Zwei Orchester kooperieren über den Atlantik hinweg
Interview Der Dirigent Andris Nelsons zu der Idee, dass Musiker und Publikum in Boston und Leipzig jeweils voneinander lernen
Woher kam die Idee der Kooperation zwischen den Orchestern in Boston und Leipzig, denen Sie ja beide ab Herbst 2017 als Chef vorstehen und die künftig auf mehreren Ebenen kooperieren sollen: gemeinsam in Auftrag gegebene Neukompositionen, Austausch von Musikern, Gastspiele und „Mini-Festivals“mit Musik, Vorträgen, Filmen und Diskussionsrunden in beiden Städten. Was wollen Sie damit erreichen?

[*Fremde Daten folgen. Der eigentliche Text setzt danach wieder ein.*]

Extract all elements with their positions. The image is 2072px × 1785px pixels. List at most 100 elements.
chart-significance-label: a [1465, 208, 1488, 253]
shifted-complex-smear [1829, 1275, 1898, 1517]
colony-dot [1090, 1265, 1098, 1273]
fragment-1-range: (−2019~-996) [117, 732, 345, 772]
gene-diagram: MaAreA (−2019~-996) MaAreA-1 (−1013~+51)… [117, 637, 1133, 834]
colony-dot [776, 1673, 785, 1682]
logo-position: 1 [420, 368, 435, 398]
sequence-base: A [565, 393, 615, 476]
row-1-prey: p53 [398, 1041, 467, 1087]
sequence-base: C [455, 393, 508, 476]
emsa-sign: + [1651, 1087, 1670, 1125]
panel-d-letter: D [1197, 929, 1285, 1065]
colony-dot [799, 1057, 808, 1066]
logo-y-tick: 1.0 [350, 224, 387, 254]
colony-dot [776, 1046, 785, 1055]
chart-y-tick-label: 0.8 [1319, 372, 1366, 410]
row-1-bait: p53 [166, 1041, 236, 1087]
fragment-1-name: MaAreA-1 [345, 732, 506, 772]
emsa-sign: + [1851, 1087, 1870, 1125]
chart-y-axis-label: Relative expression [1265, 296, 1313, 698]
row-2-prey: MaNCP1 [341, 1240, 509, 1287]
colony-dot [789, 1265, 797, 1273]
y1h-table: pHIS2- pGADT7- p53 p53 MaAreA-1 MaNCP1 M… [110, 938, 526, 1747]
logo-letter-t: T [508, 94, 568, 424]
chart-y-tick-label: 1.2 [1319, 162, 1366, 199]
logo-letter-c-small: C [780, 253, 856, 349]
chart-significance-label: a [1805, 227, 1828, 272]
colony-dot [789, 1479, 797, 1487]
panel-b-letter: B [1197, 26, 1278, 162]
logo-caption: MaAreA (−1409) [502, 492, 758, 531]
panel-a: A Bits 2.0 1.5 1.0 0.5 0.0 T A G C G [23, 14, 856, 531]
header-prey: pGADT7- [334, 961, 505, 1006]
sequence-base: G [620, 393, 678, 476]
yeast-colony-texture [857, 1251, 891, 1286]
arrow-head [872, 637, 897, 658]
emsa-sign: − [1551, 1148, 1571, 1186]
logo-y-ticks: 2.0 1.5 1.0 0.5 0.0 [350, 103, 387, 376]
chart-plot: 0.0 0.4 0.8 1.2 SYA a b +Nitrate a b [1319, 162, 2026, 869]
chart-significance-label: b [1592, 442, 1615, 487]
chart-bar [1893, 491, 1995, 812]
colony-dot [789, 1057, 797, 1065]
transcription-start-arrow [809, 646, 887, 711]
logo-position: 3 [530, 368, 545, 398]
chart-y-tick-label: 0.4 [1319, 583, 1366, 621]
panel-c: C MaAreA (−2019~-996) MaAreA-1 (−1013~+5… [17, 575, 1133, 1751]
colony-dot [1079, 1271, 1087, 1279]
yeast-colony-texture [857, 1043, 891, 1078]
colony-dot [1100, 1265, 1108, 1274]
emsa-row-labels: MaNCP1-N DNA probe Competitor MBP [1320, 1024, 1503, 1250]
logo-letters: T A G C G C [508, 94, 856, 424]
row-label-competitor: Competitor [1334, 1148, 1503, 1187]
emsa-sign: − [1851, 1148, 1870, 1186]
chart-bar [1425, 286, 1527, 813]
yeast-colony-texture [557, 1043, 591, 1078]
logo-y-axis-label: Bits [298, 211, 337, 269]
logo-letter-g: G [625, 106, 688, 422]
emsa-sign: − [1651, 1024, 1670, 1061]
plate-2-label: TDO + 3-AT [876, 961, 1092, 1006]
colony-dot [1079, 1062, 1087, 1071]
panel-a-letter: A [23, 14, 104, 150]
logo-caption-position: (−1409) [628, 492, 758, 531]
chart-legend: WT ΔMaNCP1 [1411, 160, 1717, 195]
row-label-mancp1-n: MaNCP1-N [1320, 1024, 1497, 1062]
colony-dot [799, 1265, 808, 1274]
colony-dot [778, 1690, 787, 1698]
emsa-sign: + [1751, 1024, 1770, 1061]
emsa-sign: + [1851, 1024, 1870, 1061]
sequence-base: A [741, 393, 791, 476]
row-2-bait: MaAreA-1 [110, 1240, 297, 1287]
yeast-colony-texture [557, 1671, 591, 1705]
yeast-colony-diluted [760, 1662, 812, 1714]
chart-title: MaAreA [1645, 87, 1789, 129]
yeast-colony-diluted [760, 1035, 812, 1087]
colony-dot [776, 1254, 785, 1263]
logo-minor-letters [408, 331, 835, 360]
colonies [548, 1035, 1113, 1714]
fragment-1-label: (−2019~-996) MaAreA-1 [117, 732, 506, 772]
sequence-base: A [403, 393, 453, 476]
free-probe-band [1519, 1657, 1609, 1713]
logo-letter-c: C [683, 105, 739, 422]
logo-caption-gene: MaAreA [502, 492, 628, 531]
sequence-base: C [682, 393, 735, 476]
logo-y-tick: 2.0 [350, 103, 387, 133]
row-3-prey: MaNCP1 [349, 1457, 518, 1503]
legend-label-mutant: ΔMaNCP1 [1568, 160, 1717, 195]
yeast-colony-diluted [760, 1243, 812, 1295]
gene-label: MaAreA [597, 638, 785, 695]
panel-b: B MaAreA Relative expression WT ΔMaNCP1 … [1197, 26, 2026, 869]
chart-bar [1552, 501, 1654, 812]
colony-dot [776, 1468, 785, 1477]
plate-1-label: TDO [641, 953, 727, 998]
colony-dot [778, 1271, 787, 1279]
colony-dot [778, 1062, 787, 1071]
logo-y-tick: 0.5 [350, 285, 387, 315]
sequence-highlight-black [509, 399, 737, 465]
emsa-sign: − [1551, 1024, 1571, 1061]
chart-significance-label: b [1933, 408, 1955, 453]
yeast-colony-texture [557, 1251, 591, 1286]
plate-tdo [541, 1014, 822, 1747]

Andris Nelsons: Für mich ist die Qualität der Musik immer genauso wichtig wie die Chemie zwischen den Menschen im Orchester und der Aussicht, dass man gemeinsam arbeiten und wachsen kann. In Boston ist das fantastisch und dasselbe Gefühl hatte ich, als ich das erste Mal als Gastdirigent nach Leipzig kam. Und dann kam dieses unglaubliche Angebot, Gewandhauskapellmeister zu werden. Das Team und ich haben sofort über die Idee einer Zusammenarbeit mit Boston gesprochen, weil es auch so viele historische Verbindungen gibt. Das entstand organisch und beide Teams sind sehr enthusiastisch und können es gar nicht mehr abwarten, mit der Kooperation zu beginnen. Wir wollen voneinander lernen und die verschiedenen Ideen und Kulturen erkunden – auch gemeinsam mit dem Publikum.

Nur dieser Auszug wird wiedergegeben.